Something strange is happening in Russia. For several years, social networking didn’t really pick up, although many have tried, and about one year ago new Russian Facebook clone appeared, and became #3 now.
The site itself doesn’t look special - design is almost except copy of digg at time vkontakte.ru was created:
All features are standard: friends, photos, videos, messages, notes (blog), groups, and events. There is support for Russian declinations, including gender-specific inflection with support for names, which is quite difficult to implement, for example: Друзья Наталии Искорки (Friends of Nataly Iskorka).
Former soviet republics are recognized, so perhaps website may become popular among Russian-speaking audience in Baltics or Central Asia, and 5.9% of its users already come from Ukraine.
Website owner is Pavel Durov, with user’s id of 1. I’m wondering who’s got id of zero.

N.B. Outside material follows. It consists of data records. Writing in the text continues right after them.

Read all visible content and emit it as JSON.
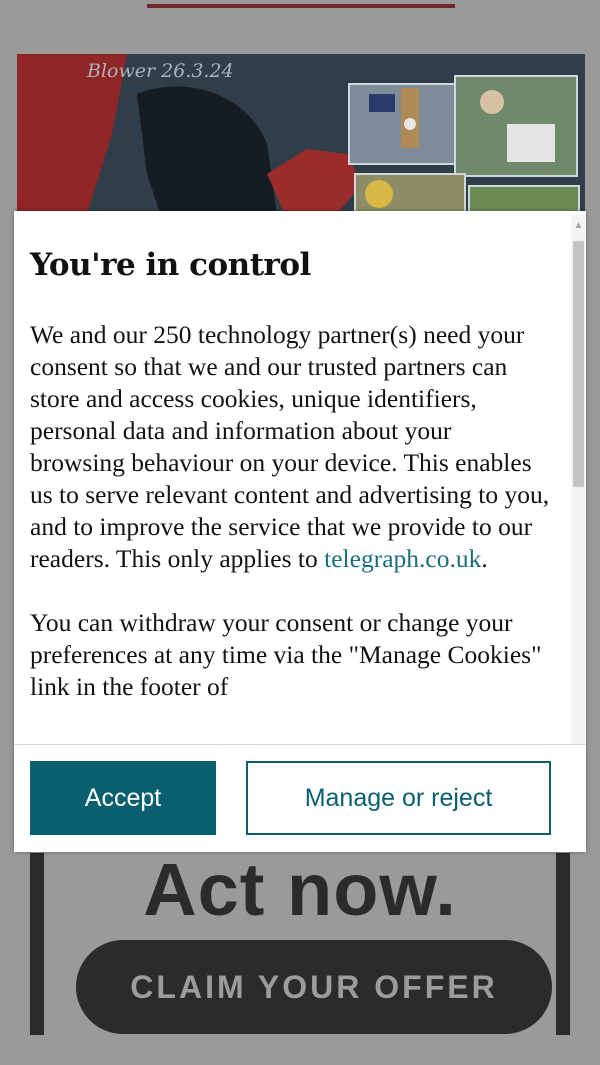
{
  "page": {
    "cartoon_signature": "Blower 26.3.24",
    "promo_headline": "Act now.",
    "offer_button_label": "CLAIM YOUR OFFER"
  },
  "consent": {
    "title": "You're in control",
    "paragraph1_text": "We and our 250 technology partner(s) need your consent so that we and our trusted partners can store and access cookies, unique identifiers, personal data and information about your browsing behaviour on your device. This enables us to serve relevant content and advertising to you, and to improve the service that we provide to our readers. This only applies to ",
    "paragraph1_link": "telegraph.co.uk",
    "paragraph1_end": ".",
    "paragraph2_text": "You can withdraw your consent or change your preferences at any time via the \"Manage Cookies\" link in the footer of",
    "accept_label": "Accept",
    "manage_label": "Manage or reject"
  },
  "colors": {
    "accent": "#0a5f6e",
    "link": "#1d6e7c",
    "overlay": "#9a9a9a",
    "promo_dark": "#2b2b2b"
  },
  "icons": {
    "scroll_up": "triangle-up-icon"
  }
}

To view pages of other users, you have to fill your profile to at least 30%. Perhaps that’s a contributing factor to site’s growth, in addition to quite good picture filtering - you won’t find Olsen Twins photos in profiles here, at least not at first sight. Updating profile photo may be not super-easy for users who got high-megapixel camera or don’t know the difference between BMP and JPG - upload is limited to 5 MB.
I’ve heard rumors that the site grew so quickly because creators took their hands on database of students, which is not impossible given current situation with intellectual property protection in Russia.
Many other Russian Web 2.0 sites copy ideas as well, just check the list at Hitgeist: Trends in Russia. In particular, RuTube, Odnoklassniki.ru and Smotri.com are worth mentioning.